Warum du unbedingt mit deinem Kind singen solltest – auch wenn du denkst, du kannst es nicht

„Ich kann aber gar nicht singen.“

Wenn ich für jedes Mal, dass ich diesen Satz höre, einen Euro bekommen würde, hätte ich vermutlich schon ein zweites Album finanziert 😄

Ich höre diese Sätze schon viele Jahre. Von Eltern, von Erzieherinnen, von Menschen, die eigentlich total Lust hätten, mit Kindern zu singen – und sich dann doch nicht trauen.

Und ich kann das gut verstehen. Uns Erwachsenen ist das Singen im Laufe der Zeit oft irgendwie verloren gegangen. Wir vergleichen uns, wir überlegen, ob sich das „gut anhört“, ob wir den Ton treffen oder ob das vielleicht peinlich wirken könnte. Irgendwann kommt dann dieser Gedanke: Lieber lasse ich es einfach.

Was dabei aber oft vergessen wird: Für Kinder spielt das alles überhaupt keine Rolle.

Gerade kleine Kinder reagieren unglaublich stark auf die Stimme ihrer Eltern. Sie erkennen sie sofort, sie verbinden sie mit Nähe, mit Sicherheit und mit Geborgenheit. Dabei geht es nicht darum, ob jemand „gut“ singen kann. Es geht darum, dass diese Stimme vertraut ist und echt.

Und genau deshalb ist deine Stimme für dein Kind immer wertvoller als jede perfekt produzierte Musik, die aus einer Box kommt.

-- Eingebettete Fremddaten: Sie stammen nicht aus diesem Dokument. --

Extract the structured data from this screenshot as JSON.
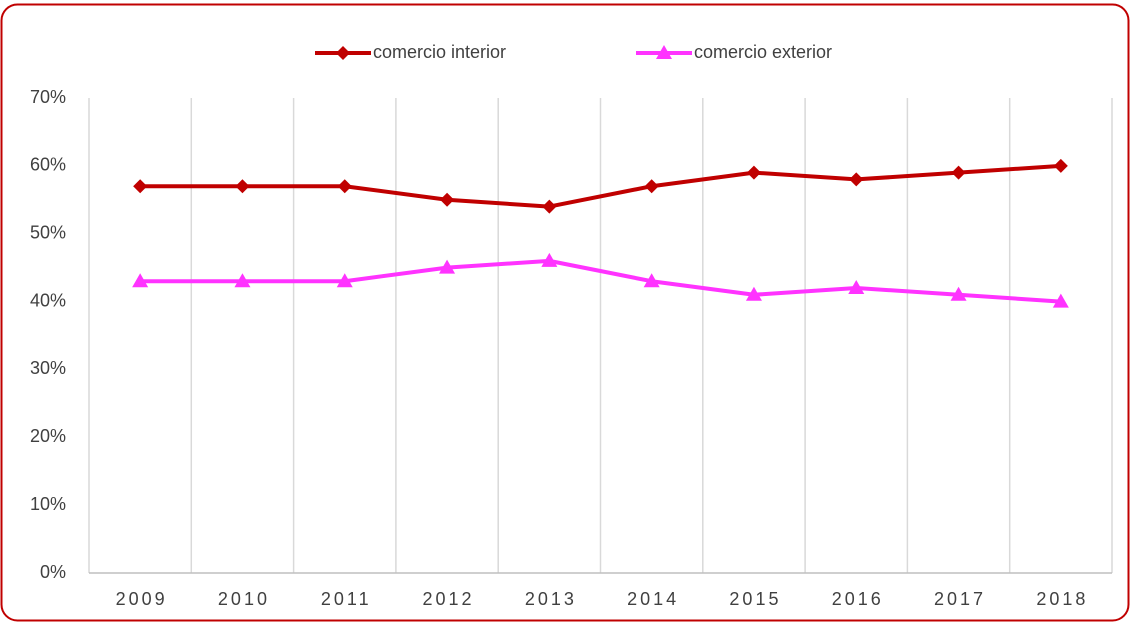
{
  "chart_data": {
    "type": "line",
    "categories": [
      "2009",
      "2010",
      "2011",
      "2012",
      "2013",
      "2014",
      "2015",
      "2016",
      "2017",
      "2018"
    ],
    "series": [
      {
        "name": "comercio interior",
        "color": "#c00000",
        "marker": "diamond",
        "values": [
          57,
          57,
          57,
          55,
          54,
          57,
          59,
          58,
          59,
          60
        ]
      },
      {
        "name": "comercio exterior",
        "color": "#ff33ff",
        "marker": "triangle",
        "values": [
          43,
          43,
          43,
          45,
          46,
          43,
          41,
          42,
          41,
          40
        ]
      }
    ],
    "ylim": [
      0,
      70
    ],
    "yticks": [
      {
        "value": 0,
        "label": "0%"
      },
      {
        "value": 10,
        "label": "10%"
      },
      {
        "value": 20,
        "label": "20%"
      },
      {
        "value": 30,
        "label": "30%"
      },
      {
        "value": 40,
        "label": "40%"
      },
      {
        "value": 50,
        "label": "50%"
      },
      {
        "value": 60,
        "label": "60%"
      },
      {
        "value": 70,
        "label": "70%"
      }
    ],
    "grid": true,
    "legend": "top"
  }
}
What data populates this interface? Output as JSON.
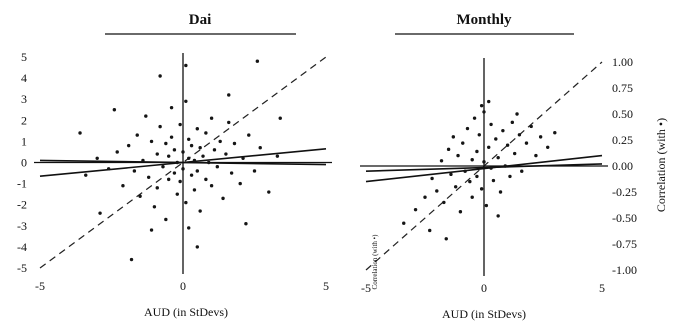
{
  "chart_data": [
    {
      "type": "scatter",
      "title": "Dai",
      "xlabel": "AUD (in StDevs)",
      "ylabel": "",
      "xlim": [
        -5,
        5
      ],
      "ylim": [
        -5,
        5
      ],
      "x_ticks": [
        "-5",
        "0",
        "5"
      ],
      "y_ticks": [
        "5",
        "4",
        "3",
        "2",
        "1",
        "0",
        "-1",
        "-2",
        "-3",
        "-4",
        "-5"
      ],
      "points": [
        [
          -3.4,
          -0.6
        ],
        [
          -3.0,
          0.2
        ],
        [
          -2.6,
          -0.3
        ],
        [
          -2.3,
          0.5
        ],
        [
          -2.1,
          -1.1
        ],
        [
          -1.9,
          0.8
        ],
        [
          -1.7,
          -0.4
        ],
        [
          -1.6,
          1.3
        ],
        [
          -1.5,
          -1.6
        ],
        [
          -1.4,
          0.1
        ],
        [
          -1.3,
          2.2
        ],
        [
          -1.2,
          -0.7
        ],
        [
          -1.1,
          1.0
        ],
        [
          -1.0,
          -2.1
        ],
        [
          -0.9,
          0.4
        ],
        [
          -0.9,
          -1.2
        ],
        [
          -0.8,
          1.7
        ],
        [
          -0.7,
          -0.2
        ],
        [
          -0.6,
          0.9
        ],
        [
          -0.6,
          -2.7
        ],
        [
          -0.5,
          0.3
        ],
        [
          -0.5,
          -0.8
        ],
        [
          -0.4,
          2.6
        ],
        [
          -0.4,
          1.2
        ],
        [
          -0.3,
          -0.5
        ],
        [
          -0.3,
          0.6
        ],
        [
          -0.2,
          -1.5
        ],
        [
          -0.2,
          0.0
        ],
        [
          -0.1,
          1.8
        ],
        [
          -0.1,
          -0.9
        ],
        [
          0.0,
          0.5
        ],
        [
          0.0,
          -0.3
        ],
        [
          0.1,
          2.9
        ],
        [
          0.1,
          -1.9
        ],
        [
          0.2,
          0.2
        ],
        [
          0.2,
          1.1
        ],
        [
          0.3,
          -0.6
        ],
        [
          0.3,
          0.8
        ],
        [
          0.4,
          -1.3
        ],
        [
          0.4,
          0.1
        ],
        [
          0.5,
          1.6
        ],
        [
          0.5,
          -0.4
        ],
        [
          0.6,
          0.7
        ],
        [
          0.6,
          -2.3
        ],
        [
          0.7,
          0.3
        ],
        [
          0.8,
          1.4
        ],
        [
          0.8,
          -0.8
        ],
        [
          0.9,
          0.0
        ],
        [
          1.0,
          2.1
        ],
        [
          1.0,
          -1.1
        ],
        [
          1.1,
          0.6
        ],
        [
          1.2,
          -0.2
        ],
        [
          1.3,
          1.0
        ],
        [
          1.4,
          -1.7
        ],
        [
          1.5,
          0.4
        ],
        [
          1.6,
          1.9
        ],
        [
          1.7,
          -0.5
        ],
        [
          1.8,
          0.9
        ],
        [
          2.0,
          -1.0
        ],
        [
          2.1,
          0.2
        ],
        [
          2.3,
          1.3
        ],
        [
          2.5,
          -0.4
        ],
        [
          2.7,
          0.7
        ],
        [
          3.0,
          -1.4
        ],
        [
          3.3,
          0.3
        ],
        [
          -0.8,
          4.1
        ],
        [
          0.1,
          4.6
        ],
        [
          2.6,
          4.8
        ],
        [
          -2.9,
          -2.4
        ],
        [
          -1.1,
          -3.2
        ],
        [
          0.2,
          -3.1
        ],
        [
          0.5,
          -4.0
        ],
        [
          -1.8,
          -4.6
        ],
        [
          1.6,
          3.2
        ],
        [
          -2.4,
          2.5
        ],
        [
          3.4,
          2.1
        ],
        [
          -3.6,
          1.4
        ],
        [
          2.2,
          -2.9
        ]
      ],
      "fit_lines": [
        {
          "x": [
            -5,
            5
          ],
          "y": [
            -0.65,
            0.65
          ]
        },
        {
          "x": [
            -5,
            5
          ],
          "y": [
            0.1,
            -0.1
          ]
        }
      ],
      "reference_line": {
        "x": [
          -5,
          5
        ],
        "y": [
          -5,
          5
        ],
        "style": "dashed"
      },
      "grid": false
    },
    {
      "type": "scatter",
      "title": "Monthly",
      "xlabel": "AUD (in StDevs)",
      "ylabel": "Correlation (with •)",
      "ylabel_secondary": "Correlation (with •)",
      "xlim": [
        -5,
        5
      ],
      "ylim": [
        -1.0,
        1.0
      ],
      "x_ticks": [
        "-5",
        "0",
        "5"
      ],
      "y_ticks": [
        "1.00",
        "0.75",
        "0.50",
        "0.25",
        "0.00",
        "-0.25",
        "-0.50",
        "-0.75",
        "-1.00"
      ],
      "points": [
        [
          -3.4,
          -0.55
        ],
        [
          -2.9,
          -0.42
        ],
        [
          -2.5,
          -0.3
        ],
        [
          -2.2,
          -0.12
        ],
        [
          -2.0,
          -0.24
        ],
        [
          -1.8,
          0.05
        ],
        [
          -1.7,
          -0.35
        ],
        [
          -1.5,
          0.16
        ],
        [
          -1.4,
          -0.08
        ],
        [
          -1.3,
          0.28
        ],
        [
          -1.2,
          -0.2
        ],
        [
          -1.1,
          0.1
        ],
        [
          -1.0,
          -0.44
        ],
        [
          -0.9,
          0.22
        ],
        [
          -0.8,
          -0.05
        ],
        [
          -0.7,
          0.36
        ],
        [
          -0.6,
          -0.15
        ],
        [
          -0.5,
          0.06
        ],
        [
          -0.5,
          -0.3
        ],
        [
          -0.4,
          0.46
        ],
        [
          -0.3,
          0.14
        ],
        [
          -0.3,
          -0.1
        ],
        [
          -0.2,
          0.3
        ],
        [
          -0.1,
          -0.22
        ],
        [
          0.0,
          0.04
        ],
        [
          0.0,
          0.52
        ],
        [
          0.1,
          -0.38
        ],
        [
          0.2,
          0.18
        ],
        [
          0.3,
          -0.02
        ],
        [
          0.3,
          0.4
        ],
        [
          0.4,
          -0.14
        ],
        [
          0.5,
          0.26
        ],
        [
          0.6,
          0.08
        ],
        [
          0.7,
          -0.25
        ],
        [
          0.8,
          0.34
        ],
        [
          0.9,
          0.0
        ],
        [
          1.0,
          0.2
        ],
        [
          1.1,
          -0.1
        ],
        [
          1.2,
          0.42
        ],
        [
          1.3,
          0.12
        ],
        [
          1.5,
          0.3
        ],
        [
          1.6,
          -0.05
        ],
        [
          1.8,
          0.22
        ],
        [
          2.0,
          0.38
        ],
        [
          2.2,
          0.1
        ],
        [
          2.4,
          0.28
        ],
        [
          2.7,
          0.18
        ],
        [
          3.0,
          0.32
        ],
        [
          -2.3,
          -0.62
        ],
        [
          -1.6,
          -0.7
        ],
        [
          0.2,
          0.62
        ],
        [
          -0.1,
          0.58
        ],
        [
          0.6,
          -0.48
        ],
        [
          1.4,
          0.5
        ]
      ],
      "fit_lines": [
        {
          "x": [
            -5,
            5
          ],
          "y": [
            -0.15,
            0.1
          ]
        },
        {
          "x": [
            -5,
            5
          ],
          "y": [
            -0.05,
            0.02
          ]
        }
      ],
      "reference_line": {
        "x": [
          -5,
          5
        ],
        "y": [
          -1,
          1
        ],
        "style": "dashed"
      },
      "grid": false
    }
  ]
}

Singen mit Kindern hat auch nichts mit einer Bühne zu tun oder damit, ein Lied von Anfang bis Ende „richtig“ zu singen. Die schönsten Momente entstehen oft ganz nebenbei im Alltag. Beim Anziehen, beim Wickeln, im Auto oder einfach zwischendurch. Manchmal reicht schon ein kleiner gesungener Satz, um eine Situation komplett zu verändern. Kinder steigen darauf ein, greifen die Melodie auf oder fangen an, sich dazu zu bewegen – und plötzlich entsteht daraus ein gemeinsamer Moment, den man so gar nicht geplant hat.

Was ich dabei immer wieder spannend finde: Kinder bewerten nicht. Sie denken nicht darüber nach, ob etwas perfekt ist. Sie machen einfach mit. Sie singen laut, schief, mit vollem Einsatz und haben dabei eine Freude, die uns Erwachsenen oft ein Stück weit verloren gegangen ist.

Vielleicht liegt genau darin auch eine Chance für uns. Dass wir dem Kind in uns wieder ein Stück näherkommen – diesem natürlichen Zugang, bei dem es nicht ums Bewerten geht, sondern ums Ausprobieren, ums Erleben und einfach darum, Freude daran zu haben.

Denn wenn man es einmal ganz ehrlich betrachtet, wird sich dein Kind später ganz sicher nicht daran erinnern, ob du jeden Ton getroffen hast. Aber es wird sich daran erinnern, dass ihr zusammen gesungen habt. An diese kleinen Momente im Alltag, an das gemeinsame Lachen, an dieses Gefühl von Nähe.

Es geht gar nicht darum, perfekt zu sein. Es geht darum, diese Momente überhaupt entstehen zu lassen.

Und wenn du dein Kind fragen würdest, was ihm wichtiger ist – eine perfekte Aufnahme oder du, wie du mit ihm zusammen singst – dann ist die Antwort eigentlich ziemlich klar.